Boris Brezillon – Bootlin

In this article, we would like to introduce our work on the spi-mem Linux kernel framework, which will allow to re-use SPI controller drivers for both SPI NOR devices and regular SPI devices, as well as SPI NAND devices in the future.

From SPI to Dual, Quad and Octo SPI

In the good old days, SPI was a simple protocol, with only 3 signals shared by all devices present on the bus:

MISO: Master In Slave Out
MOSI: Master Out Slave In
SCLK: Serial Clock

and 1 extra signal per device to select the device we want to communicate with:

SS: Slave Select (also called CS for Chip Select sometimes)

But then SPI memories appeared. It started with small and relatively slow ones, like dataflash, EEPROMs and SRAMs and progressively moved to rather large SPI NORs and SPI NANDs. As usual when it comes to dealing with memories, we want to get the best performances out of them. SPI bus limitations quickly became the bottleneck, so vendors decided to add more I/O lines and make the MISO/MOSI lines bi-directional. Nowadays we see SPI controllers that are supporting up to 8 I/O lines. For those who are familiar with the terms, that’s what we call DualSPI, QuadSPI and OctoSPI.

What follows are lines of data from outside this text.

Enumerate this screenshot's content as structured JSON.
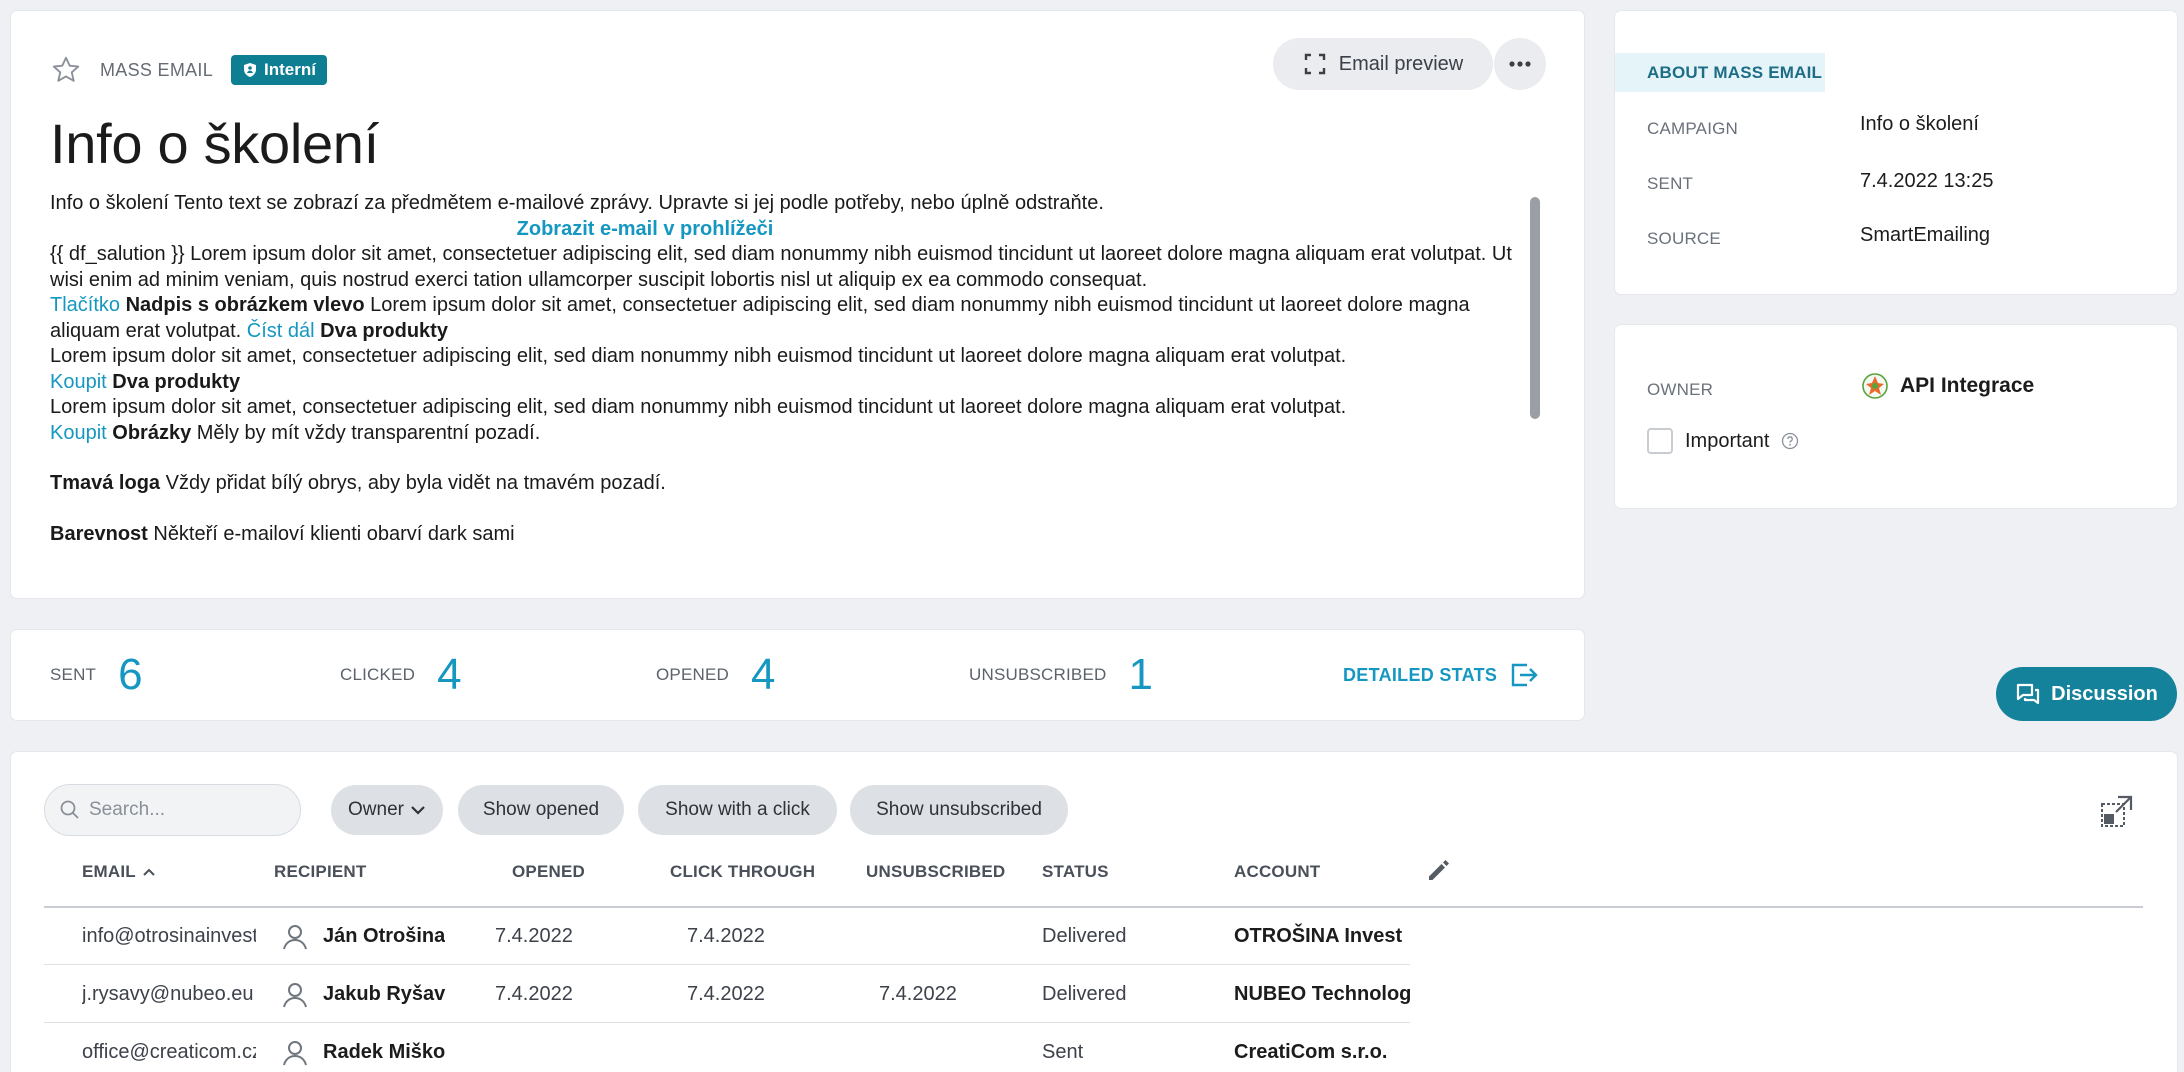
{
  "header": {
    "type_label": "MASS EMAIL",
    "badge": "Interní",
    "preview_button": "Email preview",
    "title": "Info o školení"
  },
  "email_body": {
    "line1": "Info o školení Tento text se zobrazí za předmětem e-mailové zprávy. Upravte si jej podle potřeby, nebo úplně odstraňte.",
    "view_in_browser": "Zobrazit e-mail v prohlížeči",
    "para1": "{{ df_salution }} Lorem ipsum dolor sit amet, consectetuer adipiscing elit, sed diam nonummy nibh euismod tincidunt ut laoreet dolore magna aliquam erat volutpat. Ut wisi enim ad minim veniam, quis nostrud exerci tation ullamcorper suscipit lobortis nisl ut aliquip ex ea commodo consequat.",
    "button_link": "Tlačítko",
    "heading_image_left": "Nadpis s obrázkem vlevo",
    "para2": " Lorem ipsum dolor sit amet, consectetuer adipiscing elit, sed diam nonummy nibh euismod tincidunt ut laoreet dolore magna aliquam erat volutpat. ",
    "read_more": "Číst dál",
    "two_products_1": "Dva produkty",
    "lorem_short_1": "Lorem ipsum dolor sit amet, consectetuer adipiscing elit, sed diam nonummy nibh euismod tincidunt ut laoreet dolore magna aliquam erat volutpat.",
    "buy_1": "Koupit",
    "two_products_2": "Dva produkty",
    "lorem_short_2": "Lorem ipsum dolor sit amet, consectetuer adipiscing elit, sed diam nonummy nibh euismod tincidunt ut laoreet dolore magna aliquam erat volutpat.",
    "buy_2": "Koupit",
    "images_heading": "Obrázky",
    "images_text": " Měly by mít vždy transparentní pozadí.",
    "dark_logos_heading": "Tmavá loga",
    "dark_logos_text": " Vždy přidat bílý obrys, aby byla vidět na tmavém pozadí.",
    "colors_heading": "Barevnost",
    "colors_text": " Někteří e-mailoví klienti obarví dark sami"
  },
  "about": {
    "tab": "ABOUT MASS EMAIL",
    "campaign_label": "CAMPAIGN",
    "campaign_value": "Info o školení",
    "sent_label": "SENT",
    "sent_value": "7.4.2022 13:25",
    "source_label": "SOURCE",
    "source_value": "SmartEmailing"
  },
  "owner": {
    "label": "OWNER",
    "value": "API Integrace",
    "important_label": "Important"
  },
  "stats": {
    "sent_label": "SENT",
    "sent_value": "6",
    "clicked_label": "CLICKED",
    "clicked_value": "4",
    "opened_label": "OPENED",
    "opened_value": "4",
    "unsubscribed_label": "UNSUBSCRIBED",
    "unsubscribed_value": "1",
    "detailed_label": "DETAILED STATS"
  },
  "discussion_button": "Discussion",
  "toolbar": {
    "search_placeholder": "Search...",
    "owner_filter": "Owner",
    "show_opened": "Show opened",
    "show_with_click": "Show with a click",
    "show_unsubscribed": "Show unsubscribed"
  },
  "table": {
    "columns": [
      "EMAIL",
      "RECIPIENT",
      "OPENED",
      "CLICK THROUGH",
      "UNSUBSCRIBED",
      "STATUS",
      "ACCOUNT"
    ],
    "rows": [
      {
        "email": "info@otrosinainvest.cz",
        "recipient": "Ján Otrošina",
        "opened": "7.4.2022",
        "click": "7.4.2022",
        "unsub": "",
        "status": "Delivered",
        "account": "OTROŠINA Invest"
      },
      {
        "email": "j.rysavy@nubeo.eu",
        "recipient": "Jakub Ryšavý",
        "opened": "7.4.2022",
        "click": "7.4.2022",
        "unsub": "7.4.2022",
        "status": "Delivered",
        "account": "NUBEO Technologies"
      },
      {
        "email": "office@creaticom.cz",
        "recipient": "Radek Miškovský",
        "opened": "",
        "click": "",
        "unsub": "",
        "status": "Sent",
        "account": "CreatiCom s.r.o."
      }
    ]
  },
  "colors": {
    "accent": "#1597c1",
    "badge": "#0e7f93",
    "discussion": "#13829a",
    "background": "#eef0f3"
  },
  "icons": [
    "star-icon",
    "shield-icon",
    "fullscreen-icon",
    "more-icon",
    "owner-avatar-icon",
    "help-icon",
    "export-icon",
    "chat-icon",
    "search-icon",
    "chevron-down-icon",
    "sort-up-icon",
    "pencil-icon",
    "expand-icon",
    "user-icon"
  ]
}
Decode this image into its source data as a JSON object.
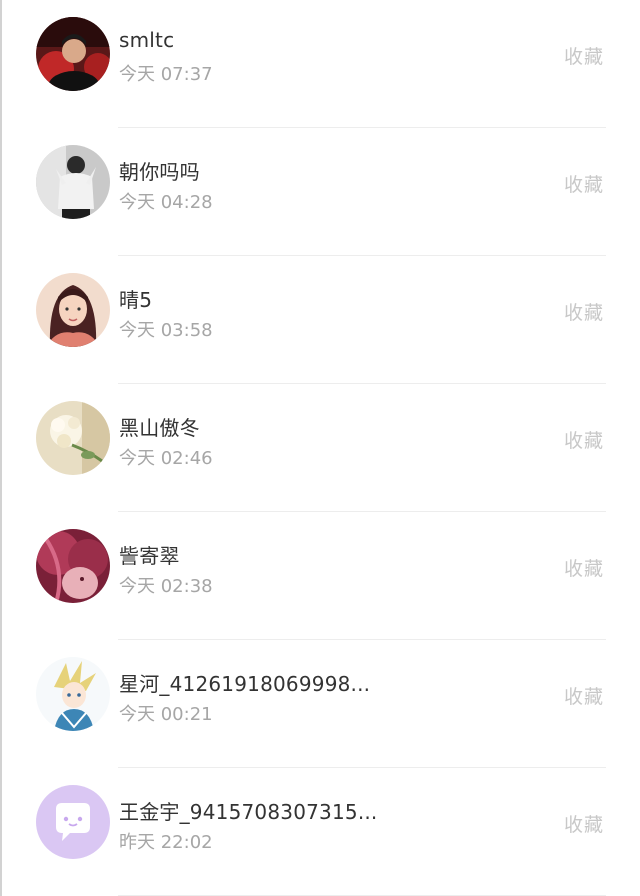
{
  "contacts": [
    {
      "name": "smltc",
      "time": "今天 07:37",
      "action": "收藏",
      "avatar_colors": [
        "#3a1a1a",
        "#c23030"
      ]
    },
    {
      "name": "朝你吗吗",
      "time": "今天 04:28",
      "action": "收藏",
      "avatar_colors": [
        "#d0d0d0",
        "#404040"
      ]
    },
    {
      "name": "晴5",
      "time": "今天 03:58",
      "action": "收藏",
      "avatar_colors": [
        "#f3d9c8",
        "#5a2a2a"
      ]
    },
    {
      "name": "黑山傲冬",
      "time": "今天 02:46",
      "action": "收藏",
      "avatar_colors": [
        "#efe7cf",
        "#b8a67a"
      ]
    },
    {
      "name": "訾寄翠",
      "time": "今天 02:38",
      "action": "收藏",
      "avatar_colors": [
        "#8a2a45",
        "#d07090"
      ]
    },
    {
      "name": "星河_41261918069998...",
      "time": "今天 00:21",
      "action": "收藏",
      "avatar_colors": [
        "#eaf2f6",
        "#3a7aa8"
      ]
    },
    {
      "name": "王金宇_9415708307315...",
      "time": "昨天 22:02",
      "action": "收藏",
      "avatar_colors": [
        "#d9c6f2",
        "#ffffff"
      ]
    }
  ]
}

In order to use all I/O lines when doing a master to slave or slave to master transfer, there must be some kind of contract between the slave and the master so that both of them know when they can receive or transmit data on the I/O lines and how many of them they should use. This is done through a predefined set of operations exposed by the slave that the master has to follow to enter a specific transmit or receive state. A SPI memory operation is usually composed of:

1 byte opcode encoding the operation to be executed (but be prepared for 2 bytes opcode, they are coming)
0 to N address bytes whose meaning is dependent on the opcode (can be an absolute memory address or something else)
0 to N dummy bytes to leave the slave enough time to enter the specific state requested through the opcode. Again, the number of dummy bytes depends on the opcode
0 to N IN or OUT data bytes, the direction depends on the opcode

Note that, while this protocol tends to be used by memory devices, there’s nothing restricting it to memories, and I wouldn’t be surprised if some FPGA were using the same kind of transactions for things that are not memory oriented at all.

The Linux SPI ecosystem

Linux has been supporting Dual and Quad SPI mode for quite some time already (v3.12), and SPI device drivers could specify the number of I/O lanes for each SPI transfer. This way, a SPI memory operation could be broken out in several SPI transfer each of them using a pre-defined number of I/O lanes.

That worked just fine until some IP vendors decided to make their SPI controllers smarter and embed some kind of high-level interface to execute SPI memory operations in a single step instead of splitting it in several transfers (actually, most SPI controllers are even smarter than that and allow you to directly map a SPI memory in the CPU address space, but let’s keep that for a future post). At this point, we needed to give more control to the SPI controller so that it could decide what to do exactly, without having to reconstruct a SPI memory operation out of a group of SPI transfers.

At that time, the decision has been to dedicate those controllers to one single task: control SPI NORs (which were the only user of quad and dual mode back then), and the SPI NOR framework was created for this reason.

Due to this decision, we now have in Linux a SPI NOR frame work which connects SPI NOR controller drivers to the SPI NOR logic on one side (spi-nor subsystem), and we have regular SPI controller drivers which can do basic SPI transfers (spi subsystem). However, from a hardware point of view, advanced SPI controllers that provide special features for SPI NOR can often also do basic transfers, and therefore control regular SPI devices. Unfortunately, with the current split between the spi-nor and spi subsystems, if a SPI controller is supported by a driver in the spi-nor subsystem, it cannot be used to communicate with regular SPI devices normally managed by the spi subsystem.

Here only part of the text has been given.